5 Debt Traps To Avoid
There are many debt traps that society has laid out to trap young people. Business Insider states, “The average American has $52,940 worth of debt across mortgage loans, home equity lines of credit, auto loans, credit card debt, student loan debt, and other debts like personal loans.” Beware of debt traps! Here are five debt traps to be aware of.
Debt Traps
College
According to Student Loan Hero, “55% of bachelor’s degree recipients took out student loans, graduating with an average of $28,400 in federal and private debt. And 14% of parents with children in the class of 2019 — the latest data available — took out an average in federal parent PLUS loans.” College debt is one of the first types of debt that young people accept to pay because they think it is an investment in their future. The bottom line is that college is not worth going into debt for.
Car Loans
Finder says that “around 35% of American adults were relying on auto loans to pay for a car in 2019, according to a study by the Federal Reserve… By the end of 2019, they owed $19,231 on average — up 25% from 2009.” In total, American consumers owe $1.43 trillion in auto loans. Cars depreciate once you drive them off the lot. However, classic and rare cars can increase in value because they are collectibles.
Credit Card Debt
According to Experian, Americans' average credit card balance was $5,525 in 2021. The Federal Reserve found that Americans’ outstanding revolving debt was $998.4 billion in July 2021. Experian found that Generation X has the “largest average balance ($7,070 in 2021) among all the generations,” but “Millennials and the fast-growing Generation Z saw their average balances increase in 202.” More Americans continue to go into credit card debt which in 2022 “grew 5.5% from the first and second quarter and 13% year-over-year.” Credit cards are a debt trap, yet many people are addicted to them.
Medical Debt
According to Verywell Health, Americans owe $140 billion in medical debt for their healthcare.

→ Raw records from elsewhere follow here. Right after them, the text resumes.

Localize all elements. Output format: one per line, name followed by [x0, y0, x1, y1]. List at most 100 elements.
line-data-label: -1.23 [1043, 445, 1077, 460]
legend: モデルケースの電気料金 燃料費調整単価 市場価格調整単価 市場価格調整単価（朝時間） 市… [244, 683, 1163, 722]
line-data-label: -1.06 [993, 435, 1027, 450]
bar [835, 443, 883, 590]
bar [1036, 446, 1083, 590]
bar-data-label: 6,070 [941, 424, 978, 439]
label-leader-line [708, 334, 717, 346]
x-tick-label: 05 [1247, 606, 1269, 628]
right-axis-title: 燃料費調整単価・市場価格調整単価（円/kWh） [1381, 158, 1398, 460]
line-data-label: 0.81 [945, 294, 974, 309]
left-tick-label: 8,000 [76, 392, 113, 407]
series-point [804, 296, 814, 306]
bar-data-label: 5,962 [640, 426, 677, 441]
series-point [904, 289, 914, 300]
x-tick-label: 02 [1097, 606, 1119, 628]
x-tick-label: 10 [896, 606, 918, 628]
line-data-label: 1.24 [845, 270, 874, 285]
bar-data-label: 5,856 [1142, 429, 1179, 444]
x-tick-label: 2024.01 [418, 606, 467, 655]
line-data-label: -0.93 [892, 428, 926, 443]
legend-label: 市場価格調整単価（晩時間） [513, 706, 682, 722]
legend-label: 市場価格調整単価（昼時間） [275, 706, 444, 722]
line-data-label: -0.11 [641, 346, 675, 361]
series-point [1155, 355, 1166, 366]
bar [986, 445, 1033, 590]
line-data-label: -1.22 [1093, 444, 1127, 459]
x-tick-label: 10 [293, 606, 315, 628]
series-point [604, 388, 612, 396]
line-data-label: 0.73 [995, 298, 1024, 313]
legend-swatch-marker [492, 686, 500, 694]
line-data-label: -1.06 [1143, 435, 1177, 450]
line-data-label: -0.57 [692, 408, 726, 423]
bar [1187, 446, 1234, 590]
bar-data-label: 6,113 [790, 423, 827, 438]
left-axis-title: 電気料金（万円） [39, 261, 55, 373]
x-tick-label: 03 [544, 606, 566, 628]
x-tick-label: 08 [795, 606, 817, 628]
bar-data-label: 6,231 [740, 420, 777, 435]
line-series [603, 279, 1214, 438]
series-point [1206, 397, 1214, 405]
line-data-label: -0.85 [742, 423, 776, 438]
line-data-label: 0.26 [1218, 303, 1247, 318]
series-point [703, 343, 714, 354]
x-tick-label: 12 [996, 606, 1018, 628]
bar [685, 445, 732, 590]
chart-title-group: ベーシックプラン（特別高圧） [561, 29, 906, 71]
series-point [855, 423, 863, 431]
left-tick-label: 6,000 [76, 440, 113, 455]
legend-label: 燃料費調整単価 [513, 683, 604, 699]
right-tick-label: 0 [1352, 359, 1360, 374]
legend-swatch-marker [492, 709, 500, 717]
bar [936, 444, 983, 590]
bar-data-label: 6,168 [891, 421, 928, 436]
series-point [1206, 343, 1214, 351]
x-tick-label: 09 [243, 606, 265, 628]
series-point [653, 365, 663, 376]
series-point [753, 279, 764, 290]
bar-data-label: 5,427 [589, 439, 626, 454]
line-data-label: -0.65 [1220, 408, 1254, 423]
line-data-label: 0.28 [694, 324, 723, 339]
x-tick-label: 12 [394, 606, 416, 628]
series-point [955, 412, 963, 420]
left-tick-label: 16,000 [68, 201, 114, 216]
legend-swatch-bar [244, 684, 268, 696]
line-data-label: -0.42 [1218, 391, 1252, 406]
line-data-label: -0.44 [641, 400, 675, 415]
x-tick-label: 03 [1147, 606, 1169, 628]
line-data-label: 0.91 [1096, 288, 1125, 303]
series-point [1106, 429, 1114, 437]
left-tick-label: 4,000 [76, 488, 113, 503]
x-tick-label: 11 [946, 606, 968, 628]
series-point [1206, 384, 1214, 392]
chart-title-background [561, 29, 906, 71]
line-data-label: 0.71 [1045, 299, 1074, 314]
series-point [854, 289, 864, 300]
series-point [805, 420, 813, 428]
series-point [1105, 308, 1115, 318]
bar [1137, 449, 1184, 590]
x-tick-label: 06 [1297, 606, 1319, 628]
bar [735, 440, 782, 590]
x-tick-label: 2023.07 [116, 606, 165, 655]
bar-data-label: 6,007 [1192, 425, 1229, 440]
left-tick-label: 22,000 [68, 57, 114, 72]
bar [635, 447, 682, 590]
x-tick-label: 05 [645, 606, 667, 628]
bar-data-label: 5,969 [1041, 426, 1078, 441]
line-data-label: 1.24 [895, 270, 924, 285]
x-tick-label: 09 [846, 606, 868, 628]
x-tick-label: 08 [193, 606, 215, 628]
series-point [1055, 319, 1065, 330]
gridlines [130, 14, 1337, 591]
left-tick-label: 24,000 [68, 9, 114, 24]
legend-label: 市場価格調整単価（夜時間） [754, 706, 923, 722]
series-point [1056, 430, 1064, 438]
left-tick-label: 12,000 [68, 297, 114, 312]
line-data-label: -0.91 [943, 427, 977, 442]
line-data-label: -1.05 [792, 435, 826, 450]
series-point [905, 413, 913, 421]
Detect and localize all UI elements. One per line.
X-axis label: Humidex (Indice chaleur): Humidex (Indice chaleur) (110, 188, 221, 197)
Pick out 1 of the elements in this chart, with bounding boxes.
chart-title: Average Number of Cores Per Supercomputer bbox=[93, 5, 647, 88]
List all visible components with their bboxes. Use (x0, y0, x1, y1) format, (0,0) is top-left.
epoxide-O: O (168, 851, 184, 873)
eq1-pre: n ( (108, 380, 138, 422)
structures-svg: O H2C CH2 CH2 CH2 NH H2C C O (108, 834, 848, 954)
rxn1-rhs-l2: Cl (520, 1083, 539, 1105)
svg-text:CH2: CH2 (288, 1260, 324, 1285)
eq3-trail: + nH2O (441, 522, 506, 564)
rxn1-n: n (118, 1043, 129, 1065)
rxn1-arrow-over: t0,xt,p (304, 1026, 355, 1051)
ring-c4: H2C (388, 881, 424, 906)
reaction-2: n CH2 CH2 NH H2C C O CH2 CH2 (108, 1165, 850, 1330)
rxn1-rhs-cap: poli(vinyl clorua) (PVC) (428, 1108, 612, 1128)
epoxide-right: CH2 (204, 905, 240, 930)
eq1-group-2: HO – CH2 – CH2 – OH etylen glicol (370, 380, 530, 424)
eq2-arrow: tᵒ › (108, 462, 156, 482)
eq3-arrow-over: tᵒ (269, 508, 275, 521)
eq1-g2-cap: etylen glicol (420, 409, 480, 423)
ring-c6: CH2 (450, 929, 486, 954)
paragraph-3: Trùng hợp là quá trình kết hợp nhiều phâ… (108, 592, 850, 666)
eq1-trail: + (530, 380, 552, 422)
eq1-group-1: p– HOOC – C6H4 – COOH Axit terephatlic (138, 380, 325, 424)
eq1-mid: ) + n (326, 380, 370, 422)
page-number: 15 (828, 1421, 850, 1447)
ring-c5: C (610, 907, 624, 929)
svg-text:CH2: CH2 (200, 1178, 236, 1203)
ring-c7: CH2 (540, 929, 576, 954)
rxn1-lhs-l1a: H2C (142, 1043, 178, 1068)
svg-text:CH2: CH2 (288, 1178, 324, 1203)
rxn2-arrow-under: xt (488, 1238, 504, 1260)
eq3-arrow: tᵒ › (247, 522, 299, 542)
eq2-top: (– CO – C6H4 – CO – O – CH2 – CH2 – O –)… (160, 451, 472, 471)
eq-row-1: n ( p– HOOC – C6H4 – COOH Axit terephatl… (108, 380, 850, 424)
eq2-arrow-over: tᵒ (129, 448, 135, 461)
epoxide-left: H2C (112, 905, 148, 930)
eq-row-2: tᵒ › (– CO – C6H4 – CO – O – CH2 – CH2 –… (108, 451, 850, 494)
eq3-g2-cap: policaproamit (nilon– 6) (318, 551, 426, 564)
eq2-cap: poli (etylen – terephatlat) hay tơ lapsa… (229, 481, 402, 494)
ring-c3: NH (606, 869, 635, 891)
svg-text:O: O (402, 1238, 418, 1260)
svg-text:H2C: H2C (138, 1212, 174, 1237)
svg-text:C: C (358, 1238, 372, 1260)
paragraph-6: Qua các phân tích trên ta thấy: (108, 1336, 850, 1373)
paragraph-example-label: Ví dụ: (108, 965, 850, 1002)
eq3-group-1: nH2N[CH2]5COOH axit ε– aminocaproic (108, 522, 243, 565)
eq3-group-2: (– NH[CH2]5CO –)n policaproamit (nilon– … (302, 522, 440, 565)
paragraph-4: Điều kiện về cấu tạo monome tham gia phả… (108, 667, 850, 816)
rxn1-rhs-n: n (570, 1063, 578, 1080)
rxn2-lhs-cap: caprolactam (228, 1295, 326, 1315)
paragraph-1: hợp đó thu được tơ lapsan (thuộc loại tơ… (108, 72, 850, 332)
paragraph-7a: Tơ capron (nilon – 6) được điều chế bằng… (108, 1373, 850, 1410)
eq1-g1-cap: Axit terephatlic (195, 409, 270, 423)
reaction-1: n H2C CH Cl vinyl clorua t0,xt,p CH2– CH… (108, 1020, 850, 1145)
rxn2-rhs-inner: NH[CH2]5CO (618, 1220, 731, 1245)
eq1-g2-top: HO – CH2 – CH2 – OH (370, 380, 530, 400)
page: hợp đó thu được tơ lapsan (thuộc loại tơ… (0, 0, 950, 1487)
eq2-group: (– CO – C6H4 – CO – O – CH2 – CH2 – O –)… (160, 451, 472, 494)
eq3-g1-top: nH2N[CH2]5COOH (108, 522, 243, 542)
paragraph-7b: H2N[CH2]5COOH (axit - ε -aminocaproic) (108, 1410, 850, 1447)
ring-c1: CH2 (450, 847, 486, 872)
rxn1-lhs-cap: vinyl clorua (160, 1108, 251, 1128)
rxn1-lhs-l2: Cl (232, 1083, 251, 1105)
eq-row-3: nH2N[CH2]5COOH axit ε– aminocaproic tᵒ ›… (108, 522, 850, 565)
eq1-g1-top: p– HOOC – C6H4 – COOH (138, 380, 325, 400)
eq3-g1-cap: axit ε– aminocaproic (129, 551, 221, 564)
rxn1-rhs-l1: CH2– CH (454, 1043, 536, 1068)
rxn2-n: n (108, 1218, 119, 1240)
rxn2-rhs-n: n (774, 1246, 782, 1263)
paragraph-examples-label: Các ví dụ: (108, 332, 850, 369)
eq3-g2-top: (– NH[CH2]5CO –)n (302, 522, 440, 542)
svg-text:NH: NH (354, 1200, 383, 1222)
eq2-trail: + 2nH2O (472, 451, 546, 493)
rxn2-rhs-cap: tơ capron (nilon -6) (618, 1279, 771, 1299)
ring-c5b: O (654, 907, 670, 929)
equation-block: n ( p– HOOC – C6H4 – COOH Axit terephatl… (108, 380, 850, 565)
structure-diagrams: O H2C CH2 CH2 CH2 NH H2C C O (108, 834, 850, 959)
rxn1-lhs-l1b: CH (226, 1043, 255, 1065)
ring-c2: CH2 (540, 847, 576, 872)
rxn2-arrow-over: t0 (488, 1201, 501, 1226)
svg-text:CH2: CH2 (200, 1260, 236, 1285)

One of the more shocking findings by the National Bankruptcy Forum was that “more than 60% of insured Americans with medical bills blow through most or all of their savings.” According to CNBC, “A quarter of Americans owe $10,000 or more in medical debt, even though half of them have health insurance that’s supposed to minimize excessive health-care costs, a new study finds.” The medical system from the insurance companies, hospitals, and therapists is primarily there to put you on prescriptions and medications you most likely don’t need.
Mortgage
While this may go against how most people view a mortgage, a mortgage is a form of debt. You are paying a mortgage monthly to a bank so you can live in your house unless you paid for it outright with cash. Mortgage comes from the old French word morgage, “a conveyance of property on condition as security for a loan or agreement," which means “death pledge.” A mortgage is a loan. Usha Pradham writes, “It is a form of debt that is secured by the borrower's real estate property and usually is for the acquisition of the real estate property that the mortgage is being placed on.” Experian found that “the average mortgage balance in 2021 increased by 5.9% to $220,380, according to Experian data, the largest increase in at least 10 years.”
If you want to buy a house, pay upfront with as much cash as you can or buy it outright with cash to avoid this debt trap.